Weszła do swojego mieszkania i poszła zrobić ich ulubioną herbatę miętową. Kamil siedział w salonie na kanapie, wpatrując się przez drzwi w każdy jej ruch. Przyszła z dwoma kubkami herbaty i ciasteczkami.
-Co cię do mnie sprowadza?-zapytała z uśmiechem, pociągając łyk gorącej herbaty.
-Wiesz, dokładnie tutaj, ty. Stęskniłem się, nie dawałaś znaku życia. Postanowiłem cię odwiedzić i sprawdzić co u ciebie. Wiele się zmieniło. Twój ojciec, chodzi na odwyk, Patryk zaręczył się z Alicja i maja już dziecko-uśmiechnął się sam do siebie i kontynuował-to on, nazywa się Aleksander, miły brzdąc. A tak, odszedłem od tematu, nie masz nic przeciwko że posiedzę u ciebie z tydzień? No może dwa, nie więcej, chce się tobą trochę zaopiekować po ostatnim incydencie z Kubą. Słyszałem od jego kumpla, który niedawno powiedział to chłopakom ze swojej pracy, a z racji iż koleguję się z jednym z nich tak się właśnie dowiedziałem.

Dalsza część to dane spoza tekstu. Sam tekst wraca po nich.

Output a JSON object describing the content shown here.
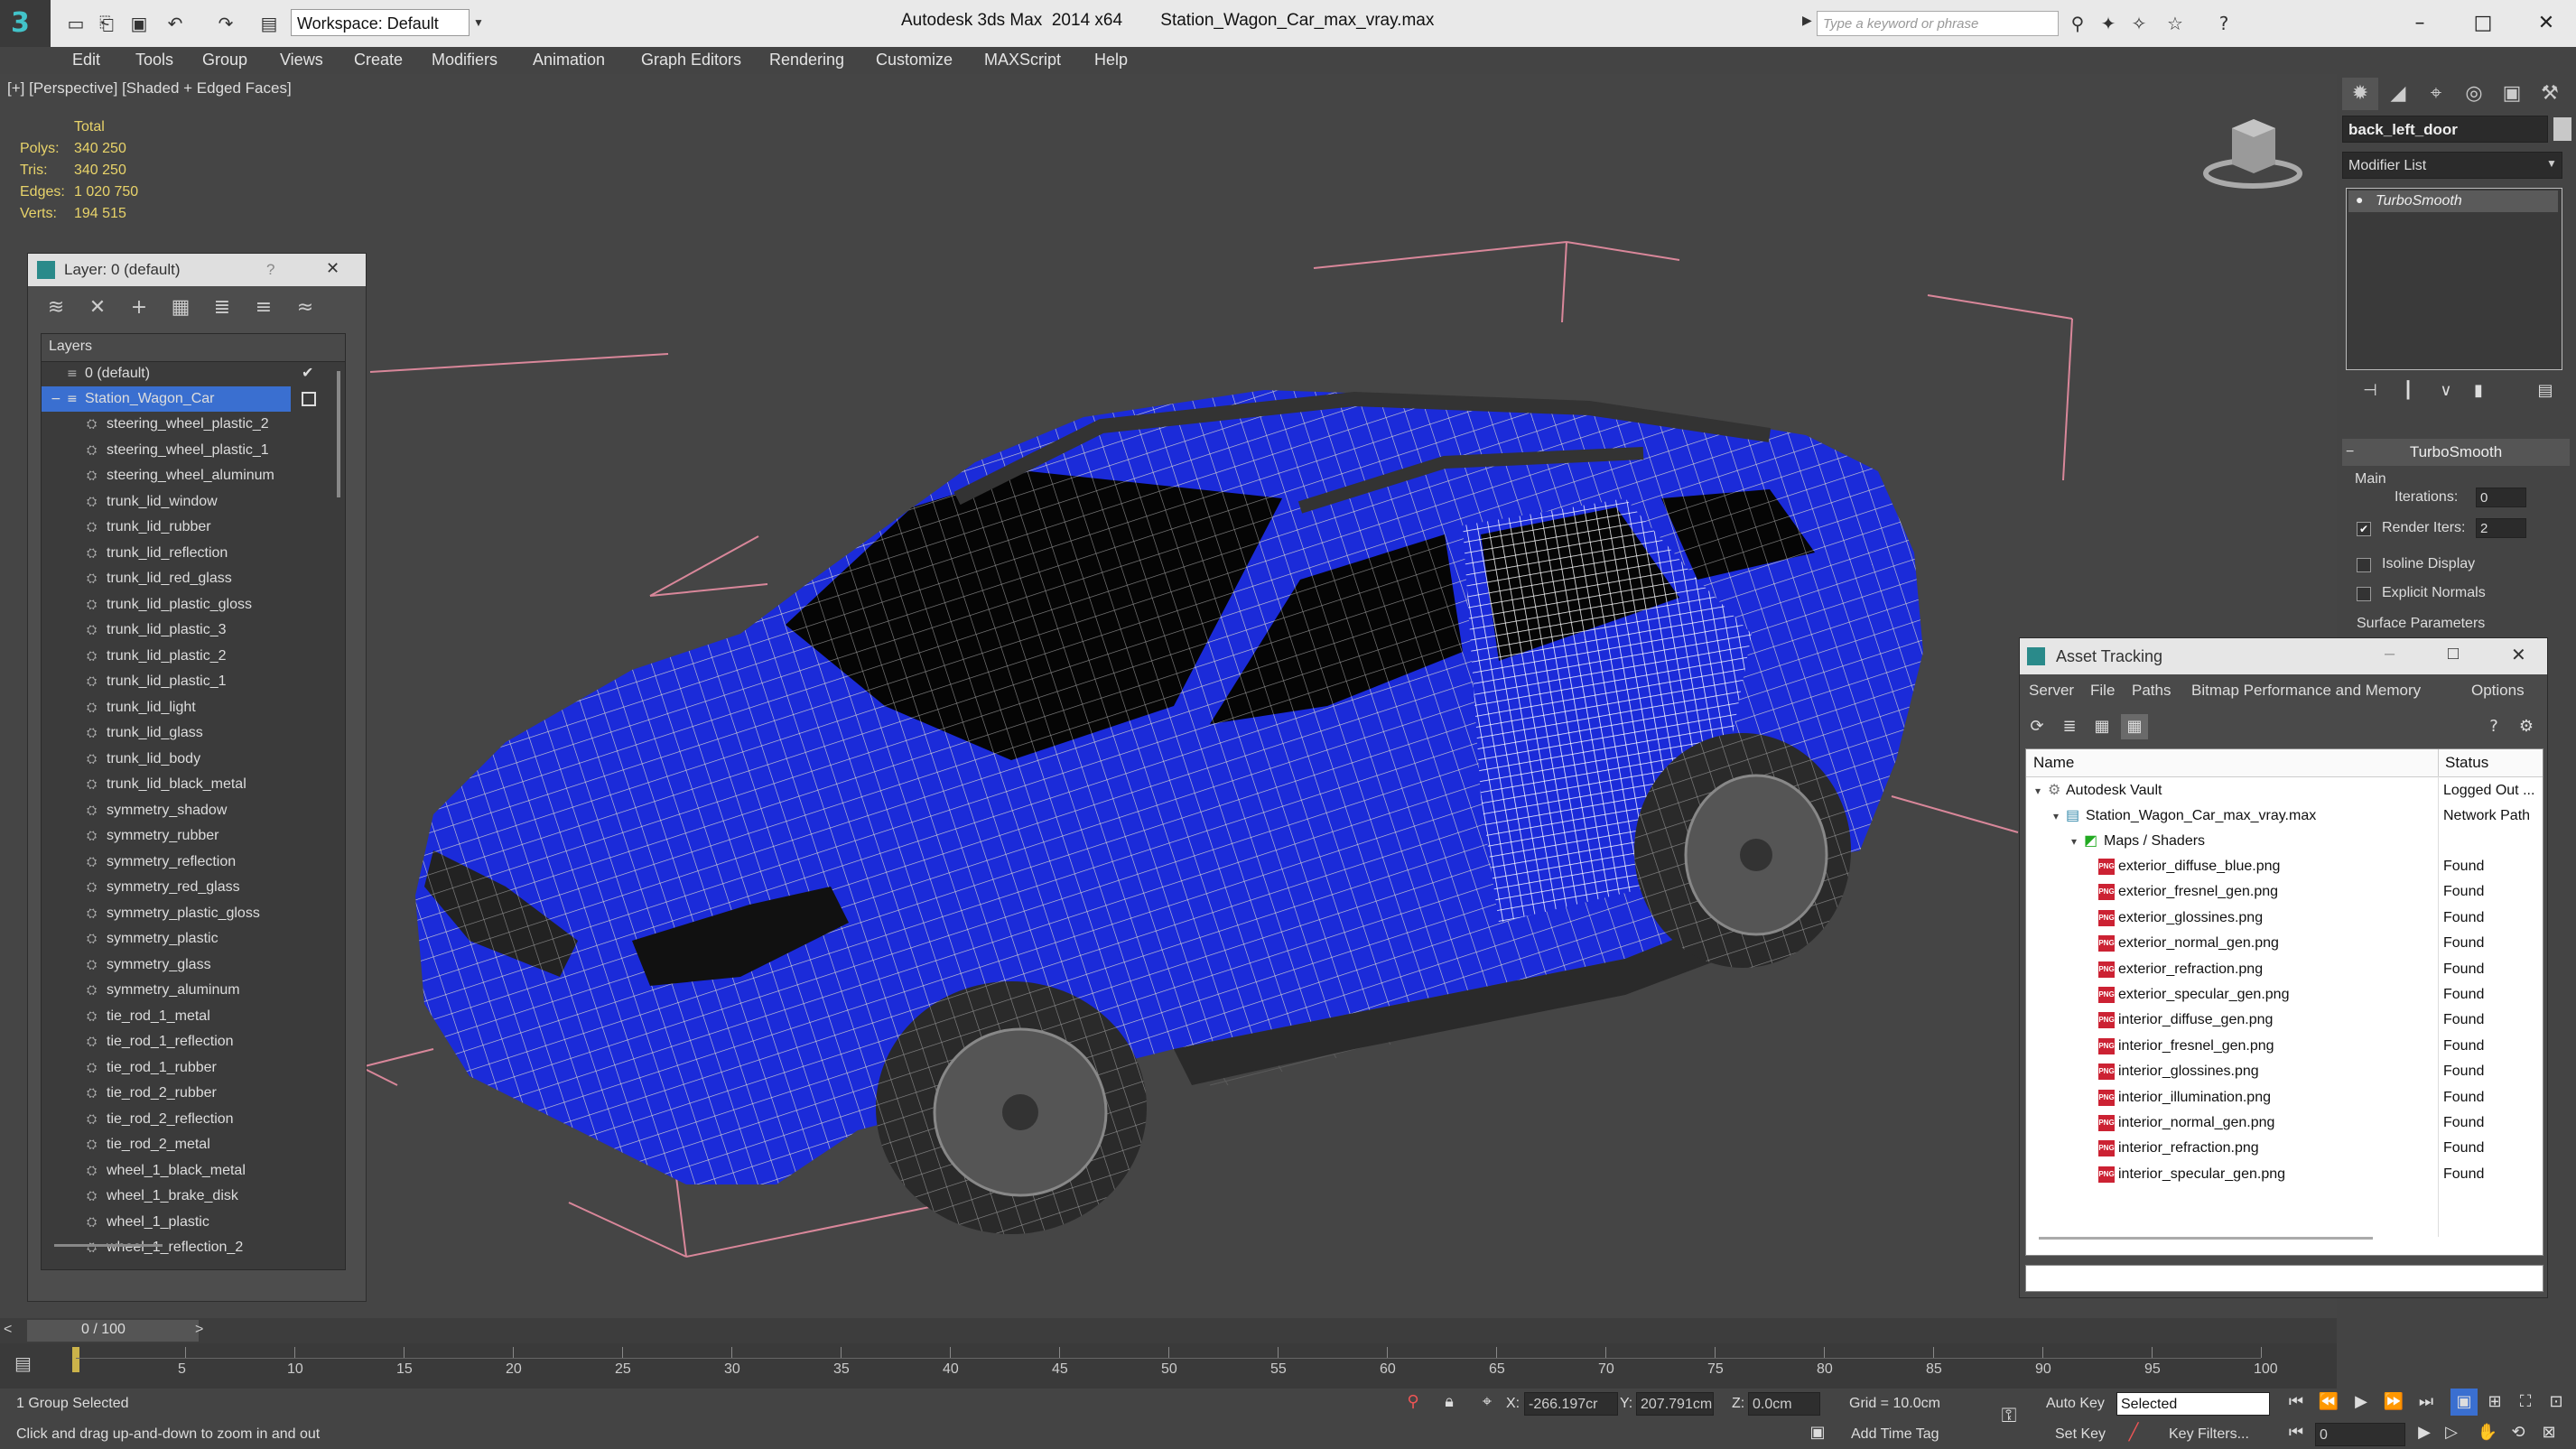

-Jasne! Cieszę się, że się wprowadzisz! A Kuba to już przeszłość, raczej już tutaj nie wróci-uśmiechnęła się i sięgnęła po ciasteczko, lecz on chwycił ją za rękę.
-Nie, najpierw mów. Co to był za sąsiad?-znacząco poruszył brwiami, a ona uderzyła go lekko w ramię.
-Sąsiad to sąsiad! Ty, mój drogi jesteś jak zwykle w błędzie.
-Daj spokój, widziałem jak na ciebie patrzy. Ale ty na niego trochę chłodno, ale jak to się mówi, kto się czubi ten się lubi, prawda?-zaczęła go obkładać poduszkami, jak za dawnych czasów.
-Jest fajny, ale nachalny. Lubię go, ale czasami mam ochotę go zabić! Dziś mnie, bezczelny pocałował! Próbowałam go uwolnić,od stada napalonych fanek, a on nadstawił policzek, pomyślałam co mi szkodzi. Gdy już miałam go pocałować, odwrócił się i trafiłam na jego usta-przerwała ponieważ Kamil wybuchnął, nieopanowanym, głośnym śmiechem.
-Sprytny jest, nie wpadłbym na to. A wpadam na różne głupie rzeczy-powiedział dusząc się ze śmiechu.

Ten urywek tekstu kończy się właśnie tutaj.